You done? said Patton.
The muleteer nodded and Patton moved up to the head and started kicking that, aiming for the ear. The muleteer lying like a lamb, just moaned softly, his eyes open.
Once more he raised his hand, and Patton paused. The muleteer worked his mouth a while without any words coming out. It was hardly a mouth anymore anyway, just a hole, a well of blood and broken enamel and blood bubbles popping.
Then he whispered, I wished you hain’t touched my peter. And died.
Leave Not A Shadow Behind (from the Lost Book)
One good Thing about writing the new Book is that I believe I have figured out where to put the Periods.

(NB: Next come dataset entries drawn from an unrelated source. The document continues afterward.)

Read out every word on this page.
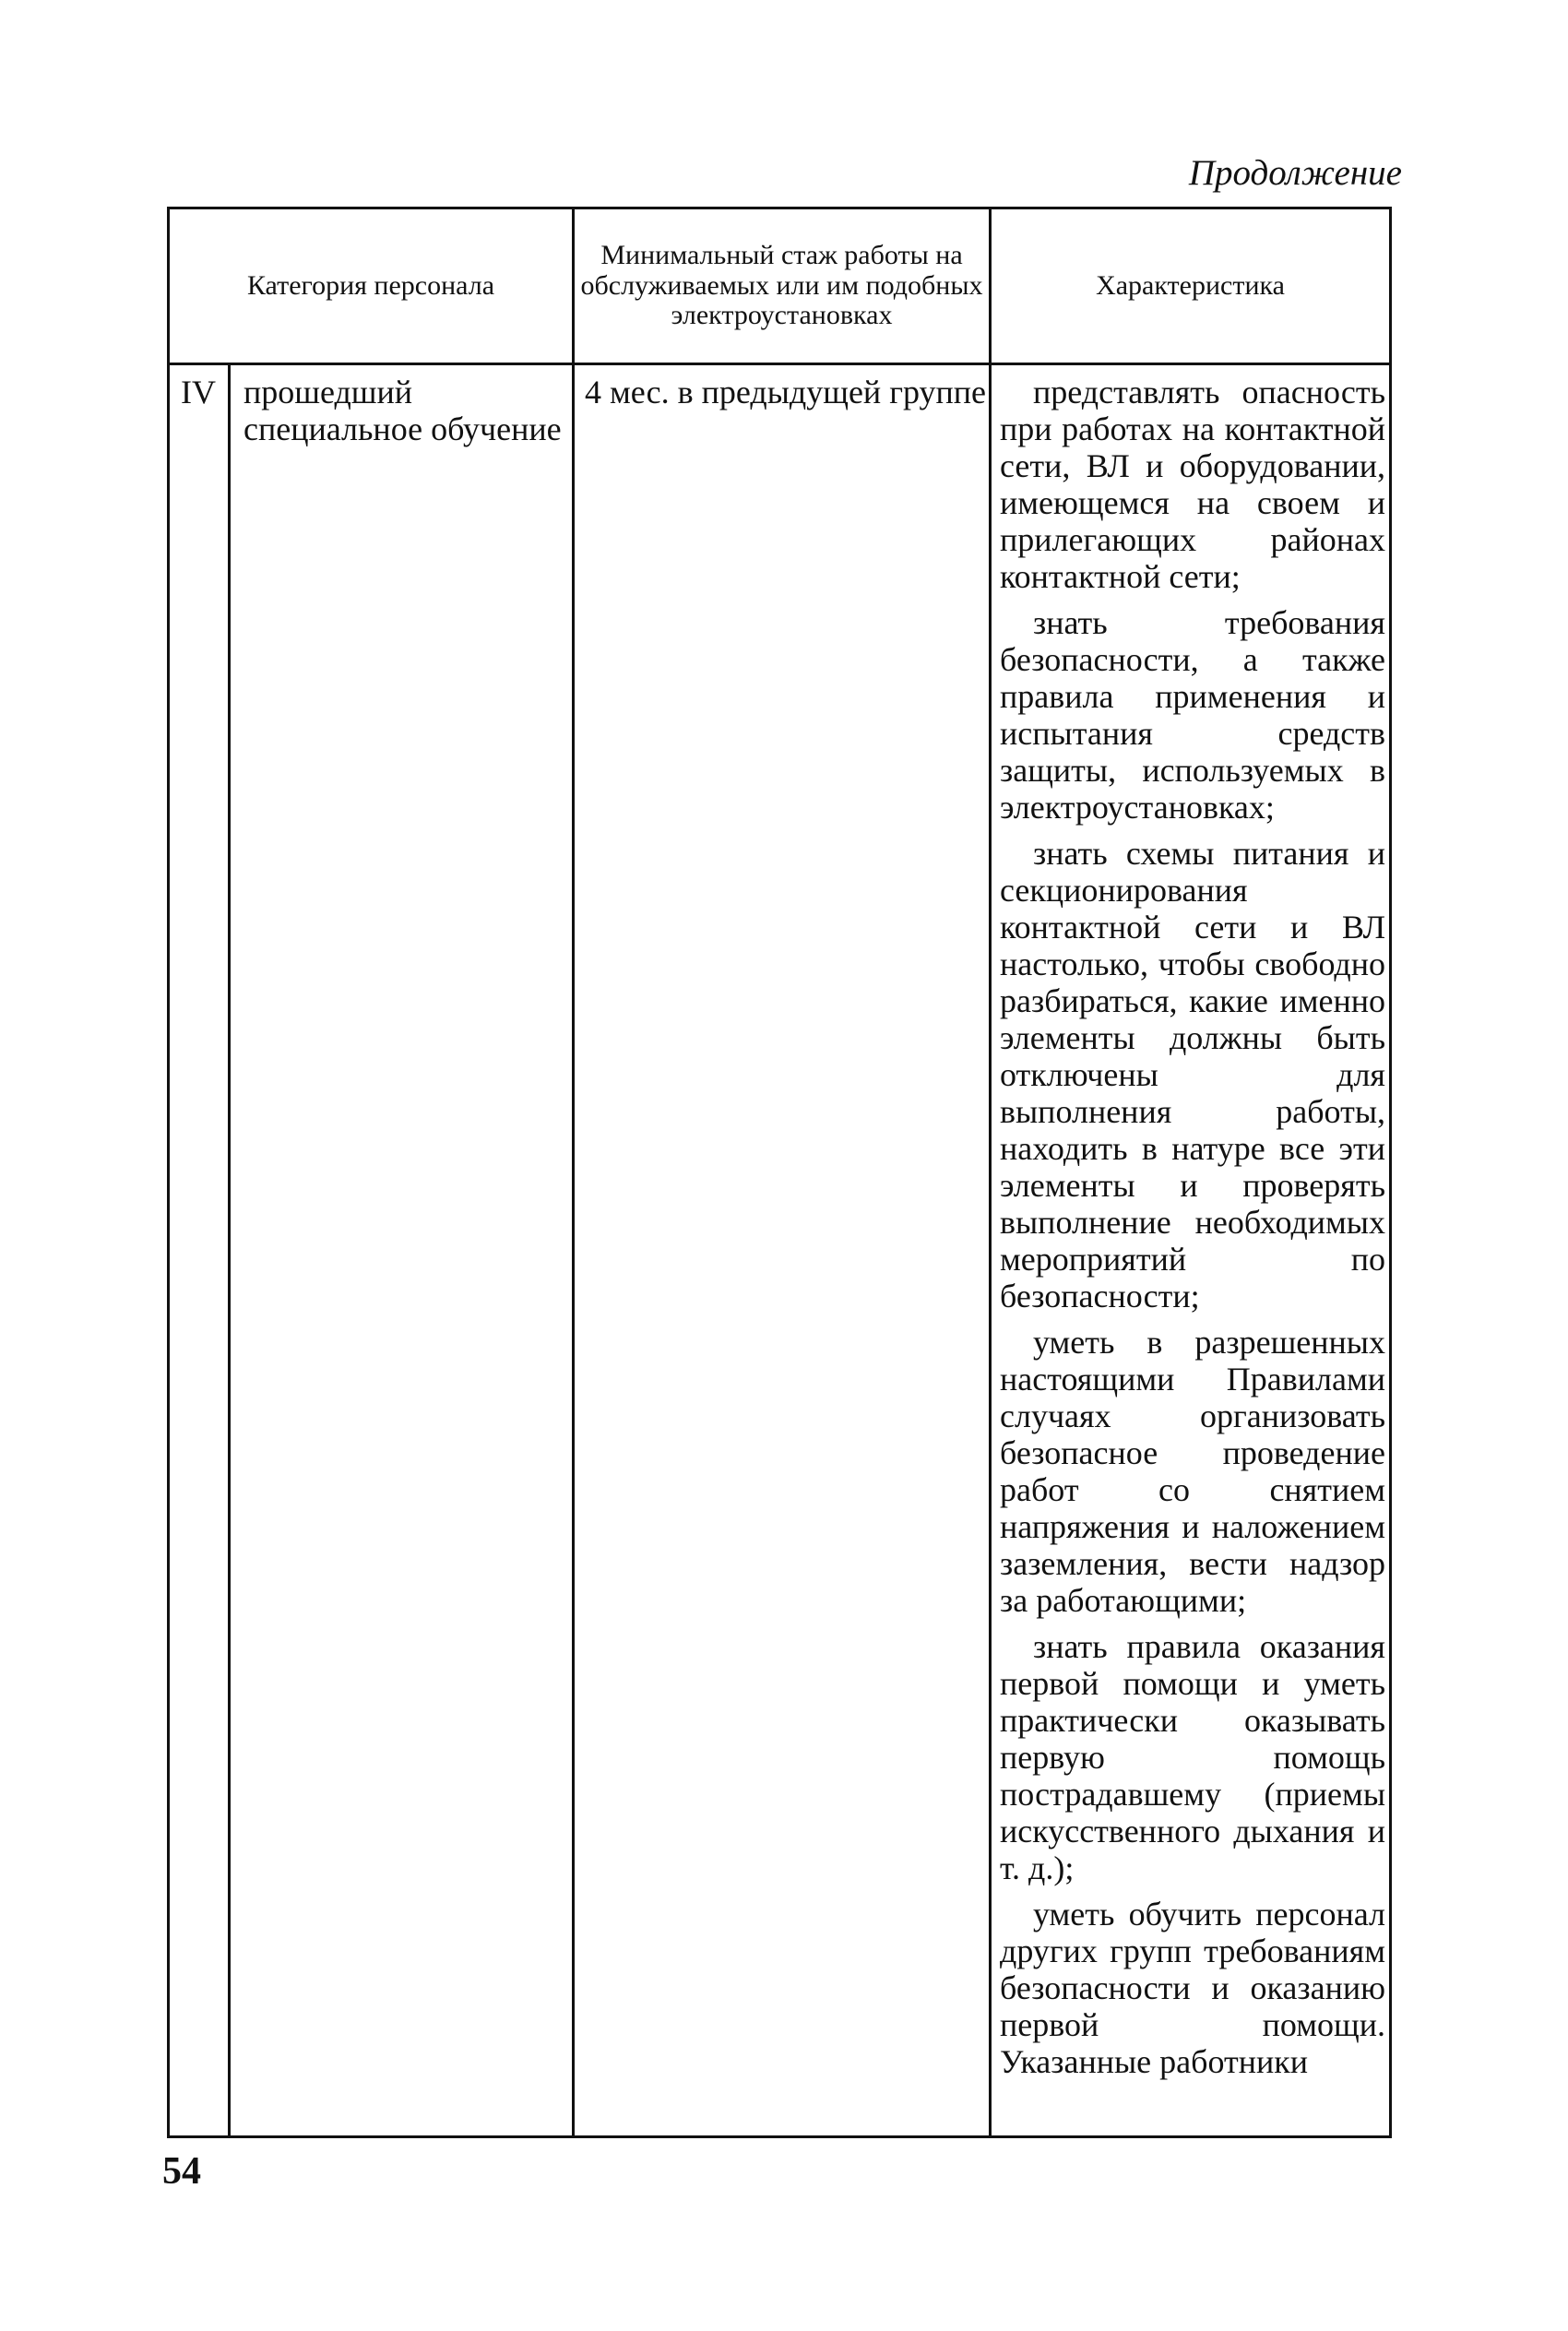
Продолжение
Категория персонала
Минимальный стаж работы на обслуживаемых или им подобных электроустановках
Характеристика
IV прошедший специальное обучение
4 мес. в предыдущей группе	представлять опасность при работах на контактной сети, ВЛ и оборудовании, имеющемся на своем и прилегающих районах контактной сети;

знать требования безопасности, а также правила применения и испытания средств защиты, используемых в электроустановках;

знать схемы питания и секционирования контактной сети и ВЛ настолько, чтобы свободно разбираться, какие именно элементы должны быть отключены для выполнения работы, находить в натуре все эти элементы и проверять выполнение необходимых мероприятий по безопасности;

уметь в разрешенных настоящими Правилами случаях организовать безопасное проведение работ со снятием напряжения и наложением заземления, вести надзор за работающими;

знать правила оказания первой помощи и уметь практически оказывать первую помощь пострадавшему (приемы искусственного дыхания и т. д.);

уметь обучить персонал других групп требованиям безопасности и оказанию первой помощи. Указанные работники

54
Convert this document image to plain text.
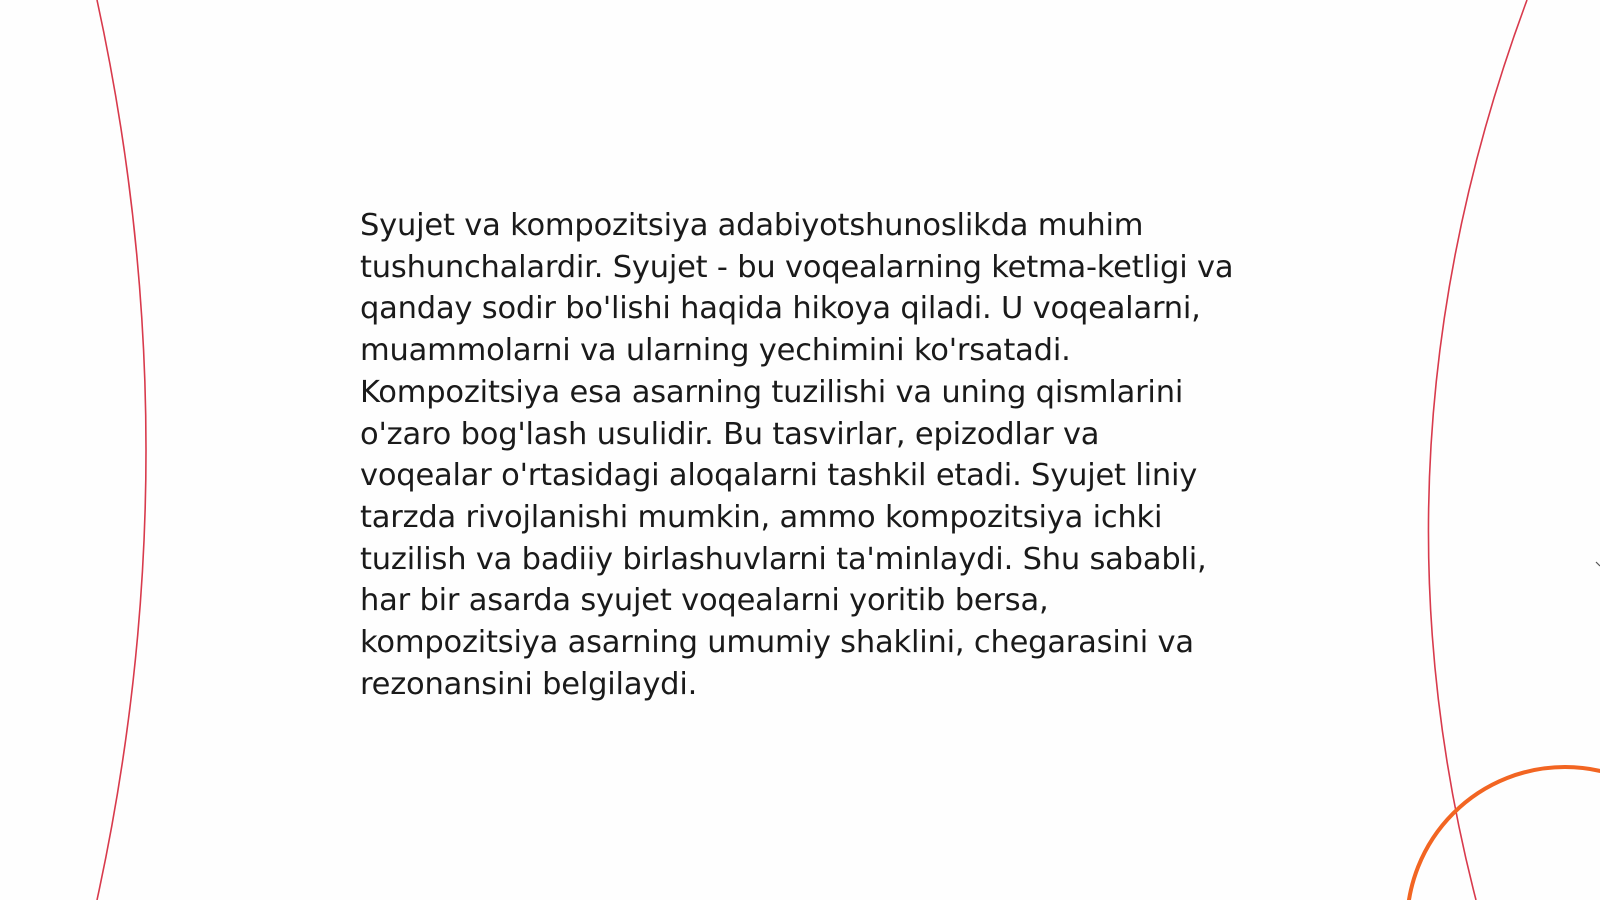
Syujet va kompozitsiya adabiyotshunoslikda muhim tushunchalardir. Syujet - bu voqealarning ketma-ketligi va qanday sodir bo'lishi haqida hikoya qiladi. U voqealarni, muammolarni va ularning yechimini ko'rsatadi. Kompozitsiya esa asarning tuzilishi va uning qismlarini o'zaro bog'lash usulidir. Bu tasvirlar, epizodlar va voqealar o'rtasidagi aloqalarni tashkil etadi. Syujet liniy tarzda rivojlanishi mumkin, ammo kompozitsiya ichki tuzilish va badiiy birlashuvlarni ta'minlaydi. Shu sababli, har bir asarda syujet voqealarni yoritib bersa, kompozitsiya asarning umumiy shaklini, chegarasini va rezonansini belgilaydi.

I must have been Drunk in Natchitoches when I said I would capture General Santa Anna’s Head & hang it from my Watch Chain.
For one Thing, I do not have a Watch Chain.
I met a Man from a Place called Waterproof, Louisiana.
I wished to go hunting Buffalo with William Becknell at Sulphur Fork Prairie near Clarksville but was prevented by rumors of marauding Kickapoo. I never saw a Kickapoo.
I called the Place where we turned back Honey Grove for the prevalence of Bee Trees.
I have spent my Life moving to Unnamed Places and naming them.
Except that later on an Indian would tell me they already had a Name for that Place.
I wonder what I will feel like when all the Places are named.
The Girl said, & then there’ll still be Places inside yer Head that have No Names.
She has a handsome Face, with a slight Squint that makes her look thoughtful, a strange blue Tint to the Whites of her Eyes and Irises black as Currants.
She said her Name among the Indians was Leave Not A Shadow Behind.
To civilized Ears it sounds like you know what.